I really miss the Gipper. He made things so simple. And Heaven knows, the national debt and the budget deficits and the economy did so well under him.
But think of what happened with Clinton, Bill Clinton. Sure he balanced the budget and cleaned up welfare but he also got Don't Ask Don't Tell, passed the Defense of Marriage act and he had very poor taste in young women.
It wasn't his fault though. He thought Don't Ask Don't Tell was supposed to apply to White House interns. He got confused.
Actually, I think I may be confused. Tonight is Wednesday, right?
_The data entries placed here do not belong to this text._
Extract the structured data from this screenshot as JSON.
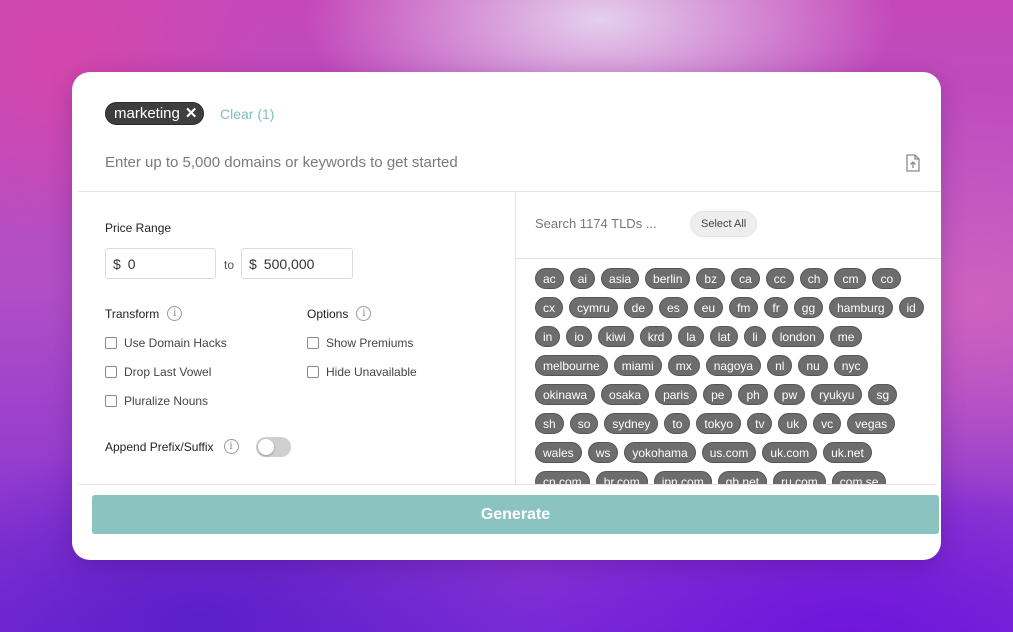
{
  "keywords": {
    "chips": [
      {
        "label": "marketing",
        "remove": "✕"
      }
    ],
    "clear_label": "Clear (1)",
    "input_placeholder": "Enter up to 5,000 domains or keywords to get started"
  },
  "price": {
    "label": "Price Range",
    "currency": "$",
    "min": "0",
    "to_label": "to",
    "max": "500,000"
  },
  "transform": {
    "title": "Transform",
    "options": [
      "Use Domain Hacks",
      "Drop Last Vowel",
      "Pluralize Nouns"
    ]
  },
  "options": {
    "title": "Options",
    "options": [
      "Show Premiums",
      "Hide Unavailable"
    ]
  },
  "append": {
    "label": "Append Prefix/Suffix",
    "enabled": false
  },
  "tld_panel": {
    "search_placeholder": "Search 1174 TLDs ...",
    "select_all": "Select All",
    "tlds": [
      "ac",
      "ai",
      "asia",
      "berlin",
      "bz",
      "ca",
      "cc",
      "ch",
      "cm",
      "co",
      "cx",
      "cymru",
      "de",
      "es",
      "eu",
      "fm",
      "fr",
      "gg",
      "hamburg",
      "id",
      "in",
      "io",
      "kiwi",
      "krd",
      "la",
      "lat",
      "li",
      "london",
      "me",
      "melbourne",
      "miami",
      "mx",
      "nagoya",
      "nl",
      "nu",
      "nyc",
      "okinawa",
      "osaka",
      "paris",
      "pe",
      "ph",
      "pw",
      "ryukyu",
      "sg",
      "sh",
      "so",
      "sydney",
      "to",
      "tokyo",
      "tv",
      "uk",
      "vc",
      "vegas",
      "wales",
      "ws",
      "yokohama",
      "us.com",
      "uk.com",
      "uk.net",
      "cn.com",
      "br.com",
      "jpn.com",
      "gb.net",
      "ru.com",
      "com.se"
    ]
  },
  "generate_label": "Generate",
  "colors": {
    "accent_teal": "#8bc3c1",
    "chip_dark": "#3e3e3e",
    "tld_gray": "#6d6d6d"
  }
}
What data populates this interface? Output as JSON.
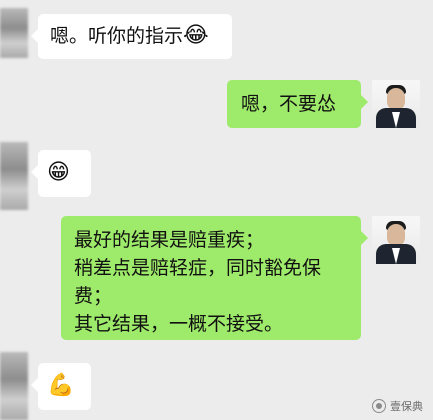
{
  "messages": [
    {
      "side": "left",
      "text": "嗯。听你的指示",
      "emoji": "😂"
    },
    {
      "side": "right",
      "text": "嗯，不要怂"
    },
    {
      "side": "left",
      "emoji": "😁"
    },
    {
      "side": "right",
      "lines": [
        "最好的结果是赔重疾；",
        "稍差点是赔轻症，同时豁免保",
        "费；",
        "其它结果，一概不接受。"
      ]
    },
    {
      "side": "left",
      "emoji": "💪"
    }
  ],
  "watermark": "壹保典"
}
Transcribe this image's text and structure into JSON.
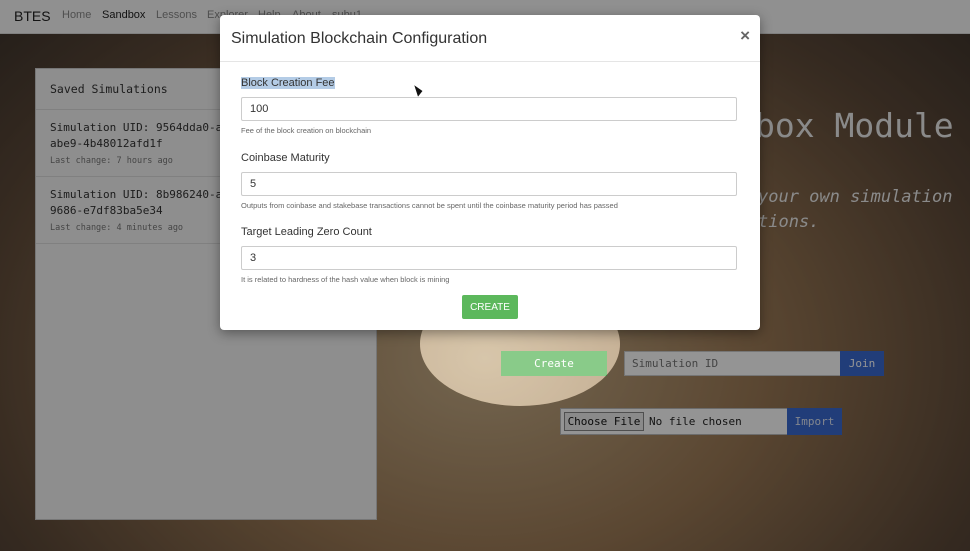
{
  "navbar": {
    "brand": "BTES",
    "links": [
      "Home",
      "Sandbox",
      "Lessons",
      "Explorer",
      "Help",
      "About",
      "subu1"
    ]
  },
  "saved": {
    "title": "Saved Simulations",
    "items": [
      {
        "uid": "Simulation UID: 9564dda0-a…abe9-4b48012afd1f",
        "uid_line1": "Simulation UID: 9564dda0-a",
        "uid_line2": "abe9-4b48012afd1f",
        "changed": "Last change: 7 hours ago"
      },
      {
        "uid": "Simulation UID: 8b986240-a…9686-e7df83ba5e34",
        "uid_line1": "Simulation UID: 8b986240-a",
        "uid_line2": "9686-e7df83ba5e34",
        "changed": "Last change: 4 minutes ago"
      }
    ]
  },
  "hero": {
    "title": "box Module",
    "subtitle": "your own simulation\ntions."
  },
  "actions": {
    "create_label": "Create",
    "sim_id_placeholder": "Simulation ID",
    "join_label": "Join",
    "choose_file_label": "Choose File",
    "no_file_text": "No file chosen",
    "import_label": "Import"
  },
  "modal": {
    "title": "Simulation Blockchain Configuration",
    "close": "×",
    "fields": [
      {
        "label": "Block Creation Fee",
        "value": "100",
        "help": "Fee of the block creation on blockchain"
      },
      {
        "label": "Coinbase Maturity",
        "value": "5",
        "help": "Outputs from coinbase and stakebase transactions cannot be spent until the coinbase maturity period has passed"
      },
      {
        "label": "Target Leading Zero Count",
        "value": "3",
        "help": "It is related to hardness of the hash value when block is mining"
      }
    ],
    "create_label": "CREATE"
  },
  "colors": {
    "success": "#5cb85c",
    "primary": "#3a6ad1",
    "selection": "#b4cce6"
  }
}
If it were Saturday, then I'd know why I found myself laughing and thinking, "Oh, this can't be for real," because then I'd know I had been watching Saturday Night Live all along.
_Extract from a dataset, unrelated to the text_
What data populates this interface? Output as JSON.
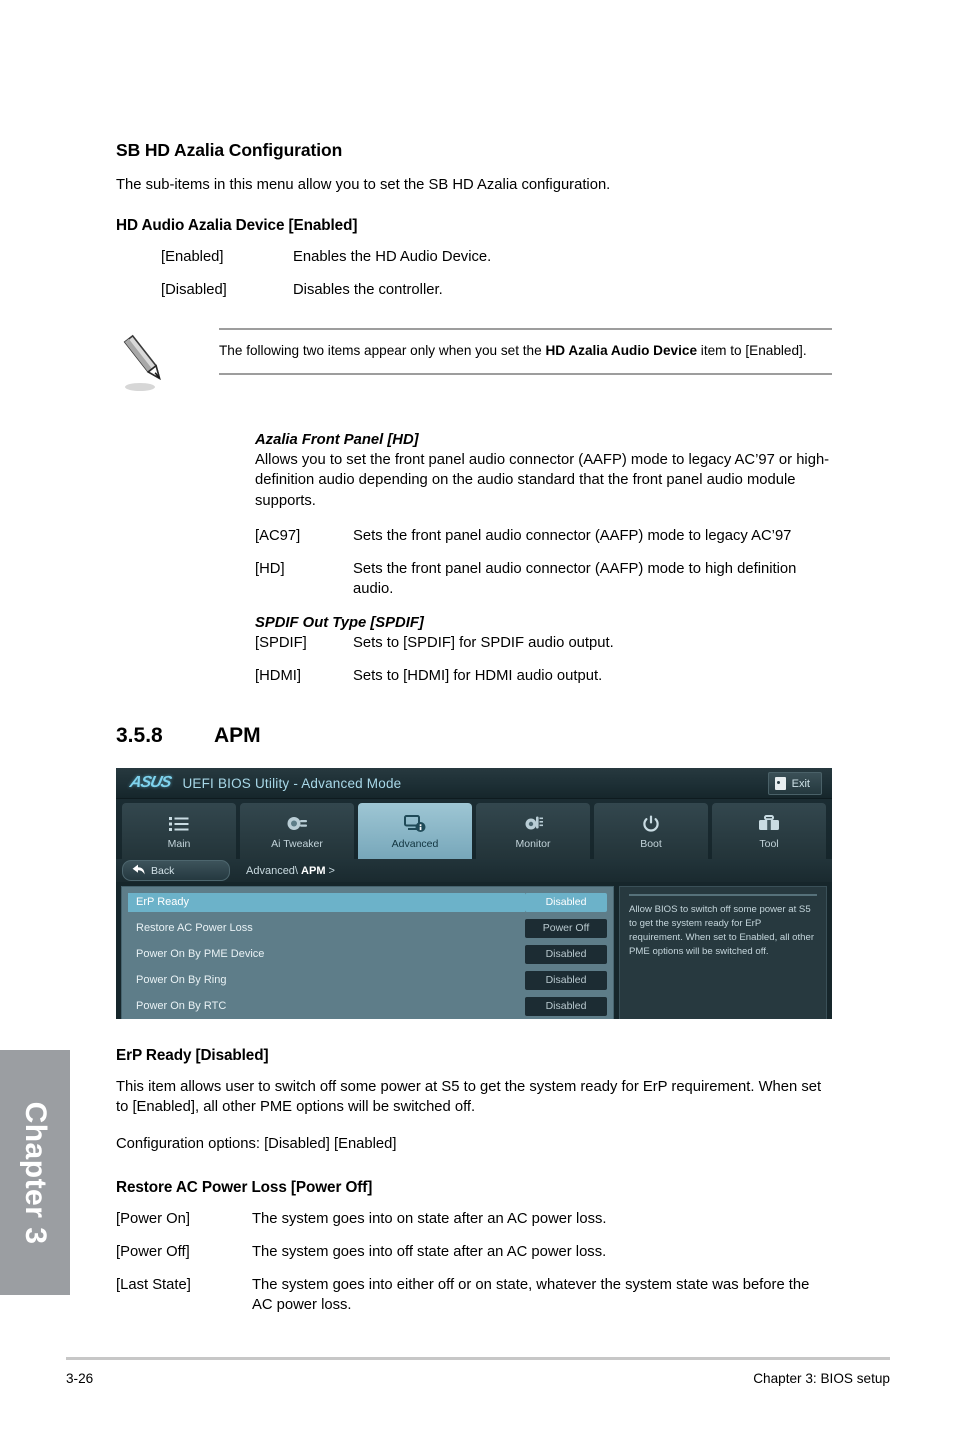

But it's not Saturday and anyway not even Saturday Night Live could lampoon the folks on that stage tonight.
Mad Dog,
ReplyDeleteNo we don't need any damn government..We just need to blast these problems away by the sheer power of our will..say it is so-and it is..Recently I read a quote attributed to Thomas Paine "To argue with a person who has renounced reason is like administering medicine to a dead person"..Aha, I thought, things started to make sense-I suddenly understood the vast disparity between what I see when I look at the crazy cast of characters up on that debate stage and what my Republican friends and the all the other millions of Republicans out there see. They have, for all intents and purposes, renounced reasoning-it's a quality that apparently no longer fits their lifestyle...
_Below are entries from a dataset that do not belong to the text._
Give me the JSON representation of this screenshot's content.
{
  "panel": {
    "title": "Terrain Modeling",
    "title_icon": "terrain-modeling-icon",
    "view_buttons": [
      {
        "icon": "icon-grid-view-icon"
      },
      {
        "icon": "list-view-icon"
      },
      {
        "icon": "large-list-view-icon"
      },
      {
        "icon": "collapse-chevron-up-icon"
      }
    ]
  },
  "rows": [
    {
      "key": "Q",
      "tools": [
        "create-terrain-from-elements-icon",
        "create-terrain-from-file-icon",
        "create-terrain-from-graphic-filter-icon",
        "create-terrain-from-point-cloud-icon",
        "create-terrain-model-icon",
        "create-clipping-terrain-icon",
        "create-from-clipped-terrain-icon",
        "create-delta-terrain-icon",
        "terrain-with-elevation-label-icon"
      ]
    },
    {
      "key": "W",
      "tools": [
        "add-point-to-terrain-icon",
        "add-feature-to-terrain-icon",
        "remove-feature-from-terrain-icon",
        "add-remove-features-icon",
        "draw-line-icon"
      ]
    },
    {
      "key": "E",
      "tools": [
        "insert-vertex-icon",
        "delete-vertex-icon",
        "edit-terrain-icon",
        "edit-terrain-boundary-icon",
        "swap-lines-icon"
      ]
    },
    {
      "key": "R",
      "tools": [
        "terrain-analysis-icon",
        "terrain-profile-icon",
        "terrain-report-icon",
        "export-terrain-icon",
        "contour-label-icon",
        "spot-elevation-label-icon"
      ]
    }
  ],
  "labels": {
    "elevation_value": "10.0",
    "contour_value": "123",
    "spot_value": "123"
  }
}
Lack of reason can account for why The Donald and Dr. Ben remain in first place after the debate. You are quite correct, Donald imagines himself capable of pretty much anything-negotiating with Genghis Khan would be a "No Brainer" for Mr Trump since, as he is so quick to point out-he's known a lot of important people and they always"like" him..I should think viewing everything as a "no brainer" is indicative of a lack of brains, but my non reasoning Republican peers would disagree, they can just sit back, listen to Candidate Trump pontificate and shake their heads in agreement like bobbing head toys..
But the candidate that troubles me the most-and let's face it, there's a rich tableau in which to choose-is Dr. Ben Carson. A man trained in science who doesn't embrace it. Someone from a tough background who has seemingly little empathy for those facing similar challenges.(and a man who speaks so annoyingly slow, I can let the dog out and return before he finishes his sentence)..Some may use the word calm to describe him, but my sister, a fellow Dem, and I prefer the word creepy. Dr. Ben worries us because underneath that placid, slow talking exterior we suspect there lurks the mind of a mad man who might, if he landed in the Oval Office, blow up the world because Jesus, Lucifer or a Martian told him to. I can say unequivocally that tonight during Trick or Treat, there's no mask that would scare me more coming to the door than that of Dr.Carson....So I ask you- does that sound reasonable?
Maud
Ms. Maud,
ReplyDeleteIt's a close call: Ben, Ted,Ben? But yes, I'd have to go with your sister's intuition, for sheer pathology, it's Dr. Carson.
And there's that capacity to simply not see what others so plainly do--if I get paid for speeches and am on their website and in their promotional videos, I guess I have a "relationship."
I like that remark.
Anyone who quotes Thomas Paine has got my ear.